Some few weeks after the execution, among other matters under the head of News from the Mediterranean, there appeared in a naval chronicle of the time, an authorized weekly publication, an account of the affair. It was doubtless for the most part written in good faith, though the medium, partly rumor, through which the facts must have reached the writer, served to deflect and in part falsify them. The account was as follows:--

"On the tenth of the last month a deplorable occurrence took place on board H.M.S. Indomitable.
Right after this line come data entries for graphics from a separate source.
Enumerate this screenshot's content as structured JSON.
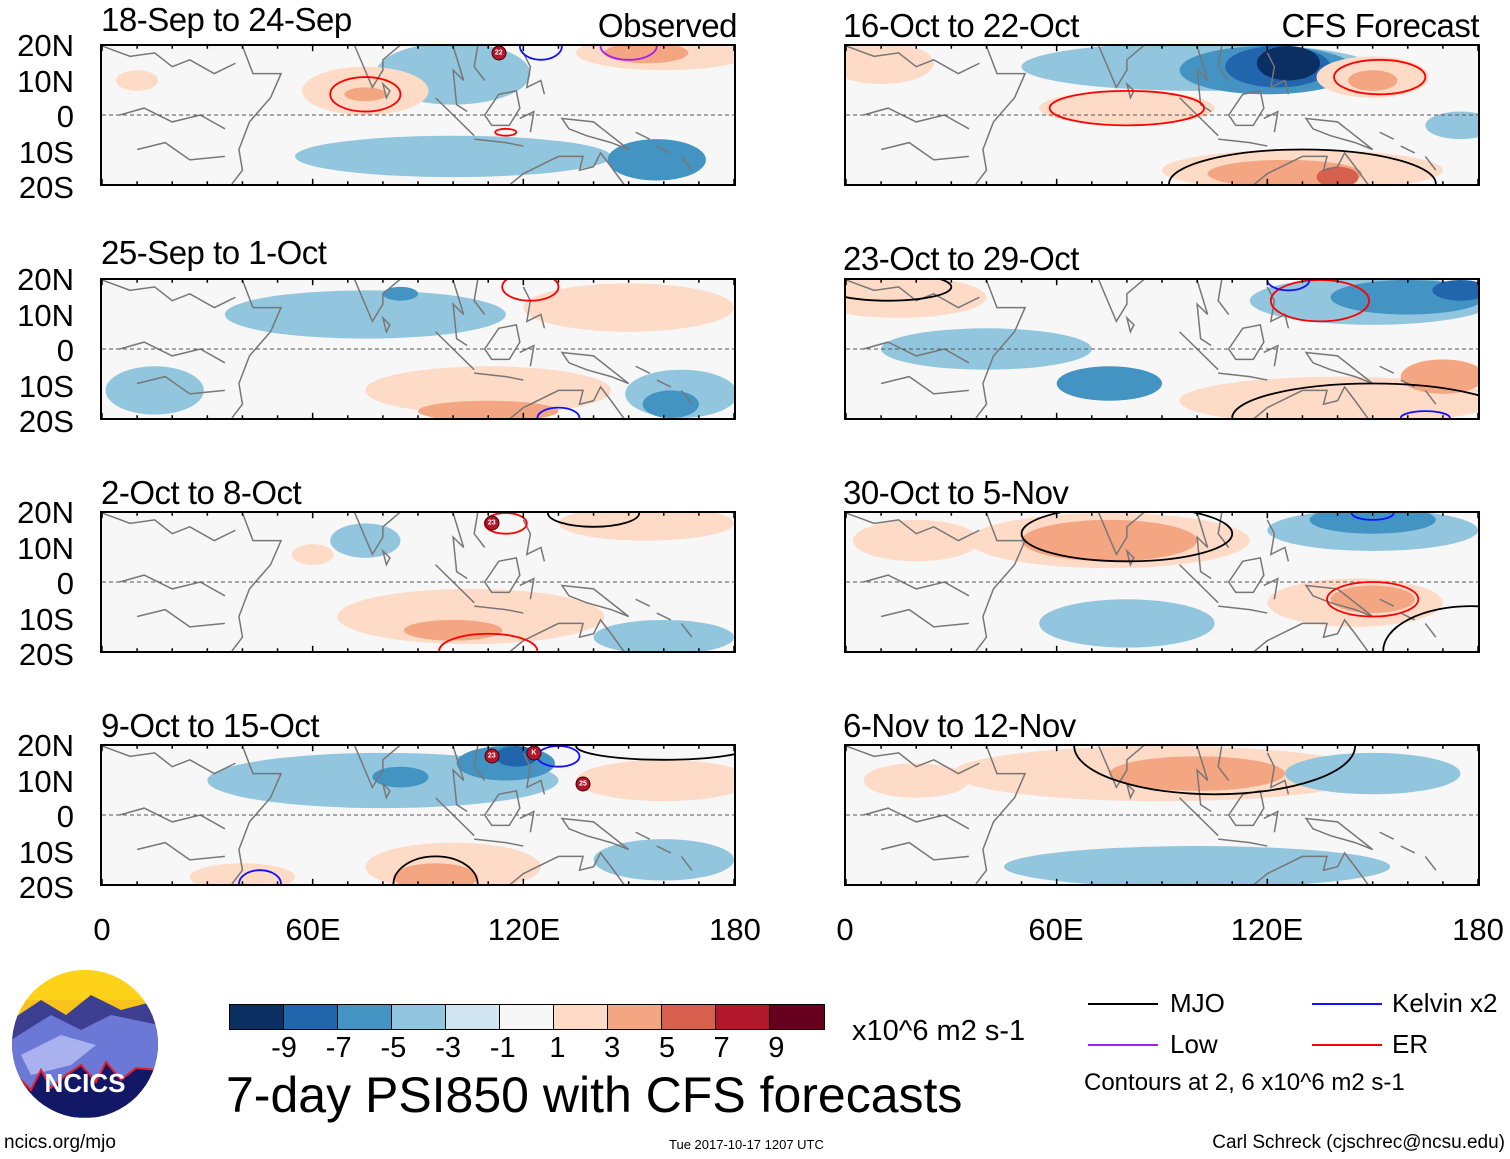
{
  "header": {
    "observed_label": "Observed",
    "forecast_label": "CFS Forecast"
  },
  "axes": {
    "lat_labels": [
      "20N",
      "10N",
      "0",
      "10S",
      "20S"
    ],
    "lon_labels": [
      "0",
      "60E",
      "120E",
      "180"
    ],
    "lon_range": [
      0,
      180
    ],
    "lat_range": [
      -20,
      20
    ]
  },
  "colors": {
    "bins": [
      "#0b2f63",
      "#2166ac",
      "#4393c3",
      "#92c5de",
      "#d1e5f0",
      "#f7f7f7",
      "#fddbc7",
      "#f4a582",
      "#d6604d",
      "#b2182b",
      "#67001f"
    ],
    "contours": {
      "MJO": "#000000",
      "Kelvin": "#1010ff",
      "Low": "#a020f0",
      "ER": "#ff0000"
    },
    "land": "#777777"
  },
  "panels": [
    {
      "title": "18-Sep to 24-Sep",
      "column": "left",
      "blobs": [
        {
          "lon": 100,
          "lat": 12,
          "rl": 22,
          "rb": 9,
          "v": -3
        },
        {
          "lon": 75,
          "lat": 7,
          "rl": 18,
          "rb": 7,
          "v": 3
        },
        {
          "lon": 75,
          "lat": 6,
          "rl": 6,
          "rb": 2,
          "v": 5
        },
        {
          "lon": 160,
          "lat": 18,
          "rl": 25,
          "rb": 5,
          "v": 3
        },
        {
          "lon": 155,
          "lat": 18,
          "rl": 12,
          "rb": 3,
          "v": 5
        },
        {
          "lon": 100,
          "lat": -12,
          "rl": 45,
          "rb": 6,
          "v": -3
        },
        {
          "lon": 158,
          "lat": -13,
          "rl": 14,
          "rb": 6,
          "v": -5
        },
        {
          "lon": 10,
          "lat": 10,
          "rl": 6,
          "rb": 3,
          "v": 3
        }
      ],
      "contours": [
        {
          "type": "ER",
          "lon": 75,
          "lat": 6,
          "rl": 10,
          "rb": 5
        },
        {
          "type": "ER",
          "lon": 115,
          "lat": -5,
          "rl": 3,
          "rb": 1
        },
        {
          "type": "Kelvin",
          "lon": 125,
          "lat": 20,
          "rl": 6,
          "rb": 4
        },
        {
          "type": "Low",
          "lon": 150,
          "lat": 20,
          "rl": 8,
          "rb": 4
        }
      ],
      "storms": [
        {
          "label": "22",
          "lon": 113,
          "lat": 18
        }
      ]
    },
    {
      "title": "16-Oct to 22-Oct",
      "column": "right",
      "blobs": [
        {
          "lon": 100,
          "lat": 14,
          "rl": 50,
          "rb": 7,
          "v": -3
        },
        {
          "lon": 120,
          "lat": 13,
          "rl": 25,
          "rb": 7,
          "v": -5
        },
        {
          "lon": 123,
          "lat": 14,
          "rl": 15,
          "rb": 6,
          "v": -7
        },
        {
          "lon": 126,
          "lat": 15,
          "rl": 9,
          "rb": 5,
          "v": -9
        },
        {
          "lon": 80,
          "lat": 2,
          "rl": 25,
          "rb": 5,
          "v": 3
        },
        {
          "lon": 150,
          "lat": 11,
          "rl": 16,
          "rb": 6,
          "v": 3
        },
        {
          "lon": 150,
          "lat": 10,
          "rl": 7,
          "rb": 3,
          "v": 5
        },
        {
          "lon": 130,
          "lat": -16,
          "rl": 40,
          "rb": 6,
          "v": 3
        },
        {
          "lon": 125,
          "lat": -17,
          "rl": 22,
          "rb": 4,
          "v": 5
        },
        {
          "lon": 140,
          "lat": -18,
          "rl": 6,
          "rb": 3,
          "v": 7
        },
        {
          "lon": 10,
          "lat": 15,
          "rl": 15,
          "rb": 6,
          "v": 3
        },
        {
          "lon": 175,
          "lat": -3,
          "rl": 10,
          "rb": 4,
          "v": -3
        }
      ],
      "contours": [
        {
          "type": "ER",
          "lon": 80,
          "lat": 2,
          "rl": 22,
          "rb": 5
        },
        {
          "type": "ER",
          "lon": 152,
          "lat": 11,
          "rl": 13,
          "rb": 5
        },
        {
          "type": "MJO",
          "lon": 130,
          "lat": -20,
          "rl": 38,
          "rb": 10
        }
      ],
      "storms": []
    },
    {
      "title": "25-Sep to 1-Oct",
      "column": "left",
      "blobs": [
        {
          "lon": 75,
          "lat": 10,
          "rl": 40,
          "rb": 7,
          "v": -3
        },
        {
          "lon": 85,
          "lat": 16,
          "rl": 5,
          "rb": 2,
          "v": -5
        },
        {
          "lon": 150,
          "lat": 12,
          "rl": 30,
          "rb": 7,
          "v": 3
        },
        {
          "lon": 110,
          "lat": -12,
          "rl": 35,
          "rb": 7,
          "v": 3
        },
        {
          "lon": 110,
          "lat": -18,
          "rl": 20,
          "rb": 3,
          "v": 5
        },
        {
          "lon": 165,
          "lat": -13,
          "rl": 16,
          "rb": 7,
          "v": -3
        },
        {
          "lon": 162,
          "lat": -16,
          "rl": 8,
          "rb": 4,
          "v": -5
        },
        {
          "lon": 15,
          "lat": -12,
          "rl": 14,
          "rb": 7,
          "v": -3
        }
      ],
      "contours": [
        {
          "type": "ER",
          "lon": 122,
          "lat": 18,
          "rl": 8,
          "rb": 4
        },
        {
          "type": "Kelvin",
          "lon": 130,
          "lat": -20,
          "rl": 6,
          "rb": 3
        }
      ],
      "storms": []
    },
    {
      "title": "23-Oct to 29-Oct",
      "column": "right",
      "blobs": [
        {
          "lon": 150,
          "lat": 14,
          "rl": 35,
          "rb": 7,
          "v": -3
        },
        {
          "lon": 160,
          "lat": 15,
          "rl": 22,
          "rb": 5,
          "v": -5
        },
        {
          "lon": 175,
          "lat": 17,
          "rl": 8,
          "rb": 3,
          "v": -7
        },
        {
          "lon": 15,
          "lat": 15,
          "rl": 25,
          "rb": 6,
          "v": 3
        },
        {
          "lon": 140,
          "lat": -15,
          "rl": 45,
          "rb": 7,
          "v": 3
        },
        {
          "lon": 170,
          "lat": -8,
          "rl": 12,
          "rb": 5,
          "v": 5
        },
        {
          "lon": 75,
          "lat": -10,
          "rl": 15,
          "rb": 5,
          "v": -5
        },
        {
          "lon": 40,
          "lat": 0,
          "rl": 30,
          "rb": 6,
          "v": -3
        }
      ],
      "contours": [
        {
          "type": "ER",
          "lon": 135,
          "lat": 14,
          "rl": 14,
          "rb": 6
        },
        {
          "type": "MJO",
          "lon": 150,
          "lat": -20,
          "rl": 40,
          "rb": 10
        },
        {
          "type": "MJO",
          "lon": 12,
          "lat": 18,
          "rl": 18,
          "rb": 4
        },
        {
          "type": "Kelvin",
          "lon": 126,
          "lat": 20,
          "rl": 6,
          "rb": 3
        },
        {
          "type": "Kelvin",
          "lon": 165,
          "lat": -20,
          "rl": 7,
          "rb": 2
        }
      ],
      "storms": []
    },
    {
      "title": "2-Oct to 8-Oct",
      "column": "left",
      "blobs": [
        {
          "lon": 155,
          "lat": 17,
          "rl": 25,
          "rb": 5,
          "v": 3
        },
        {
          "lon": 105,
          "lat": -10,
          "rl": 38,
          "rb": 8,
          "v": 3
        },
        {
          "lon": 100,
          "lat": -14,
          "rl": 14,
          "rb": 3,
          "v": 5
        },
        {
          "lon": 160,
          "lat": -16,
          "rl": 20,
          "rb": 5,
          "v": -3
        },
        {
          "lon": 75,
          "lat": 12,
          "rl": 10,
          "rb": 5,
          "v": -3
        },
        {
          "lon": 60,
          "lat": 8,
          "rl": 6,
          "rb": 3,
          "v": 3
        }
      ],
      "contours": [
        {
          "type": "ER",
          "lon": 110,
          "lat": -20,
          "rl": 14,
          "rb": 5
        },
        {
          "type": "ER",
          "lon": 115,
          "lat": 17,
          "rl": 6,
          "rb": 3
        },
        {
          "type": "MJO",
          "lon": 140,
          "lat": 20,
          "rl": 13,
          "rb": 4
        }
      ],
      "storms": [
        {
          "label": "23",
          "lon": 111,
          "lat": 17
        }
      ]
    },
    {
      "title": "30-Oct to 5-Nov",
      "column": "right",
      "blobs": [
        {
          "lon": 75,
          "lat": 12,
          "rl": 40,
          "rb": 8,
          "v": 3
        },
        {
          "lon": 75,
          "lat": 12,
          "rl": 25,
          "rb": 6,
          "v": 5
        },
        {
          "lon": 150,
          "lat": 15,
          "rl": 30,
          "rb": 6,
          "v": -3
        },
        {
          "lon": 150,
          "lat": 18,
          "rl": 18,
          "rb": 4,
          "v": -5
        },
        {
          "lon": 145,
          "lat": -6,
          "rl": 25,
          "rb": 7,
          "v": 3
        },
        {
          "lon": 150,
          "lat": -5,
          "rl": 12,
          "rb": 4,
          "v": 5
        },
        {
          "lon": 80,
          "lat": -12,
          "rl": 25,
          "rb": 7,
          "v": -3
        },
        {
          "lon": 20,
          "lat": 12,
          "rl": 18,
          "rb": 6,
          "v": 3
        }
      ],
      "contours": [
        {
          "type": "MJO",
          "lon": 80,
          "lat": 14,
          "rl": 30,
          "rb": 8
        },
        {
          "type": "ER",
          "lon": 150,
          "lat": -5,
          "rl": 13,
          "rb": 5
        },
        {
          "type": "MJO",
          "lon": 178,
          "lat": -20,
          "rl": 25,
          "rb": 13
        },
        {
          "type": "Kelvin",
          "lon": 150,
          "lat": 20,
          "rl": 6,
          "rb": 2
        }
      ],
      "storms": []
    },
    {
      "title": "9-Oct to 15-Oct",
      "column": "left",
      "blobs": [
        {
          "lon": 80,
          "lat": 10,
          "rl": 50,
          "rb": 8,
          "v": -3
        },
        {
          "lon": 85,
          "lat": 11,
          "rl": 8,
          "rb": 3,
          "v": -5
        },
        {
          "lon": 115,
          "lat": 15,
          "rl": 14,
          "rb": 5,
          "v": -5
        },
        {
          "lon": 118,
          "lat": 17,
          "rl": 6,
          "rb": 3,
          "v": -7
        },
        {
          "lon": 160,
          "lat": 10,
          "rl": 25,
          "rb": 6,
          "v": 3
        },
        {
          "lon": 100,
          "lat": -15,
          "rl": 25,
          "rb": 7,
          "v": 3
        },
        {
          "lon": 95,
          "lat": -18,
          "rl": 12,
          "rb": 4,
          "v": 5
        },
        {
          "lon": 40,
          "lat": -18,
          "rl": 15,
          "rb": 4,
          "v": 3
        },
        {
          "lon": 160,
          "lat": -13,
          "rl": 20,
          "rb": 6,
          "v": -3
        }
      ],
      "contours": [
        {
          "type": "MJO",
          "lon": 95,
          "lat": -20,
          "rl": 12,
          "rb": 8
        },
        {
          "type": "Kelvin",
          "lon": 45,
          "lat": -20,
          "rl": 6,
          "rb": 4
        },
        {
          "type": "MJO",
          "lon": 160,
          "lat": 20,
          "rl": 25,
          "rb": 4
        },
        {
          "type": "Kelvin",
          "lon": 130,
          "lat": 17,
          "rl": 6,
          "rb": 3
        }
      ],
      "storms": [
        {
          "label": "23",
          "lon": 111,
          "lat": 17
        },
        {
          "label": "K",
          "lon": 123,
          "lat": 18
        },
        {
          "label": "25",
          "lon": 137,
          "lat": 9
        }
      ]
    },
    {
      "title": "6-Nov to 12-Nov",
      "column": "right",
      "blobs": [
        {
          "lon": 90,
          "lat": 12,
          "rl": 60,
          "rb": 8,
          "v": 3
        },
        {
          "lon": 100,
          "lat": 12,
          "rl": 25,
          "rb": 5,
          "v": 5
        },
        {
          "lon": 150,
          "lat": 12,
          "rl": 25,
          "rb": 6,
          "v": -3
        },
        {
          "lon": 100,
          "lat": -15,
          "rl": 55,
          "rb": 6,
          "v": -3
        },
        {
          "lon": 20,
          "lat": 10,
          "rl": 15,
          "rb": 5,
          "v": 3
        }
      ],
      "contours": [
        {
          "type": "MJO",
          "lon": 105,
          "lat": 20,
          "rl": 40,
          "rb": 14
        }
      ],
      "storms": []
    }
  ],
  "colorbar": {
    "labels": [
      "-9",
      "-7",
      "-5",
      "-3",
      "-1",
      "1",
      "3",
      "5",
      "7",
      "9"
    ],
    "units": "x10^6 m2 s-1"
  },
  "main_title": "7-day PSI850 with CFS forecasts",
  "legend": {
    "items": [
      {
        "label": "MJO",
        "type": "MJO"
      },
      {
        "label": "Kelvin x2",
        "type": "Kelvin"
      },
      {
        "label": "Low",
        "type": "Low"
      },
      {
        "label": "ER",
        "type": "ER"
      }
    ],
    "note": "Contours at 2, 6 x10^6 m2 s-1"
  },
  "logo": {
    "text": "NCICS"
  },
  "footer": {
    "url": "ncics.org/mjo",
    "timestamp": "Tue 2017-10-17 1207 UTC",
    "credit": "Carl Schreck (cjschrec@ncsu.edu)"
  }
}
John Claggart, the ship's Master-at-arms, discovering that some sort of plot was incipient among an inferior section of the ship's company, and that the ringleader was one William Budd; he, Claggart, in the act of arraigning the man before the Captain was vindictively stabbed to the heart by the suddenly drawn sheath-knife of Budd.

"The deed and the implement employed, sufficiently suggest that tho' mustered into the service under an English name the assassin was no Englishman, but one of those aliens adopting English cognomens whom the present extraordinary necessities of the Service have caused to be admitted into it in considerable numbers.

"The enormity of the crime and the extreme depravity of the criminal, appear the greater in view of the character of the victim, a middle-aged man respectable and discreet, belonging to that official grade, the petty-officers, upon whom, as none know better than the commissioned gentlemen, the efficiency of His Majesty's Navy so largely depends.